Aujourd’hui, en l’état des savoirs, personne ne peut prétendre sérieusement détenir la clé du succès en lecture. En revanche, entre chercheurs de parcours et de disciplines différentes, présumés « scientistes » ou non, issus des sciences cognitives, de la sociologie ou des sciences de l’éducation, s’est installé ces dernières années un véritable consensus sur l’essentiel. Réaffirmé de colloques en conférences, il n’a cessé de se renforcer depuis une quinzaine d’années. En 2016, en concluant une conférence de consensus organisée par le Conseil national d’évaluation du système scolaire (Cnesco) sur la compréhension en lecture, Jean-Emile Gombert, professeur de psychologie du développement cognitif, ancien président de l’université ­Rennes-II et partisan d’une « pédagogie fondée sur la preuve », faisait état d’un « accord entre les chercheurs, tant au niveau international que national ».
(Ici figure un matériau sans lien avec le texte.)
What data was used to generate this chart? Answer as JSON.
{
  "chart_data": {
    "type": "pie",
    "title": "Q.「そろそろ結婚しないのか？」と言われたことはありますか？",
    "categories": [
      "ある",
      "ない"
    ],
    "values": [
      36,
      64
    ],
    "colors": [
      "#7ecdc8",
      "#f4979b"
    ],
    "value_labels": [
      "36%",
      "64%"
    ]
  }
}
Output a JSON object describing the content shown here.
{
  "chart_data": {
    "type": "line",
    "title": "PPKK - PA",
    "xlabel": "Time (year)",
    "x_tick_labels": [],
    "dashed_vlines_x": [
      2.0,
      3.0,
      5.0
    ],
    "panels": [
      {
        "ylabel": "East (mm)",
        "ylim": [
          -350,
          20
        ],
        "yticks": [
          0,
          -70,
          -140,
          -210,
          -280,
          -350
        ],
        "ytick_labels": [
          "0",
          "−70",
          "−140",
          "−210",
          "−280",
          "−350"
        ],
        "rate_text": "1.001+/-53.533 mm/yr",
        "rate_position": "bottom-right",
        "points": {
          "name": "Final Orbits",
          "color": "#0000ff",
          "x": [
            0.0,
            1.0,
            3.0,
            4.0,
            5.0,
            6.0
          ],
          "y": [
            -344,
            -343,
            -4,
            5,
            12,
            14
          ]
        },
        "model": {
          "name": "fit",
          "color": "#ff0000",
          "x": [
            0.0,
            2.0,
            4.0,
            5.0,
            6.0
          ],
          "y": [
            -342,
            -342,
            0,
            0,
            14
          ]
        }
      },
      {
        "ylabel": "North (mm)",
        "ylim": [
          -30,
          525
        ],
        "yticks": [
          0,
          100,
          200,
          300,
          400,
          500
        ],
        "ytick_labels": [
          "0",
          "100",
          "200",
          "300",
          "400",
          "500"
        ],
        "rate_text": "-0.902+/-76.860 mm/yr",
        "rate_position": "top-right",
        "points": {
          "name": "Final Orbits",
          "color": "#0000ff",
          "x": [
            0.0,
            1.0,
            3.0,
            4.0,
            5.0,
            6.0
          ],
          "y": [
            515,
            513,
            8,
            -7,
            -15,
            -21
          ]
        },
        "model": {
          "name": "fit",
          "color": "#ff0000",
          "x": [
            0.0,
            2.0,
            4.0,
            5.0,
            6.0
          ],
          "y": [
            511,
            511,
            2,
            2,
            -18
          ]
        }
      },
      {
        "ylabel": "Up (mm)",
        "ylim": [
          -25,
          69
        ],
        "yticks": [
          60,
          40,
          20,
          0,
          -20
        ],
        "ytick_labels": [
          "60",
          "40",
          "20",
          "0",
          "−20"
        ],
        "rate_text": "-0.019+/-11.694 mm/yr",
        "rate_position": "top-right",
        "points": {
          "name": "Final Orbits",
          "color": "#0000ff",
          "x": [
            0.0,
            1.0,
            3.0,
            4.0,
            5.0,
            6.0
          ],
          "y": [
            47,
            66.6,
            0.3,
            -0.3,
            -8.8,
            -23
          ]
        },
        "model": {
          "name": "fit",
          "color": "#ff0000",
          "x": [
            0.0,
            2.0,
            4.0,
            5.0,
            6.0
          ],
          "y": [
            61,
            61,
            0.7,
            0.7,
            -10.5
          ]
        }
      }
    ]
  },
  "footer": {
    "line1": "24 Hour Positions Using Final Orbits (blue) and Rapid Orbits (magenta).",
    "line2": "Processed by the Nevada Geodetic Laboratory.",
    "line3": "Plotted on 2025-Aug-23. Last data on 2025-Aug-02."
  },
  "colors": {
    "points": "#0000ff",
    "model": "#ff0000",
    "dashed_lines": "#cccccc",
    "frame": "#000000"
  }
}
Cet accord sur l’essentiel peut être ainsi résumé : l’apprentissage explicite et progressif du code dès le tout début du CP doit s’accompagner d’un travail suivi sur la compréhension. Bien sûr, chaque école de recherche garde ses spécificités. Des divergences subsistent sur le temps à accorder aux différentes compétences que doivent acquérir les élèves ou sur la manière de les agencer au cours de l’apprentissage, mais elles sont désormais de l’ordre du dialogue scientifique et non des affrontements idéologiques d’antan. L’apprentissage de la lecture est en quelque sorte délivré de sa charge polémique, mais le public l’ignore. Et pourquoi l’ignore-t-il ? Sans doute parce qu’il reste politiquement plus « rentable » d’exploiter des clivages dépassés.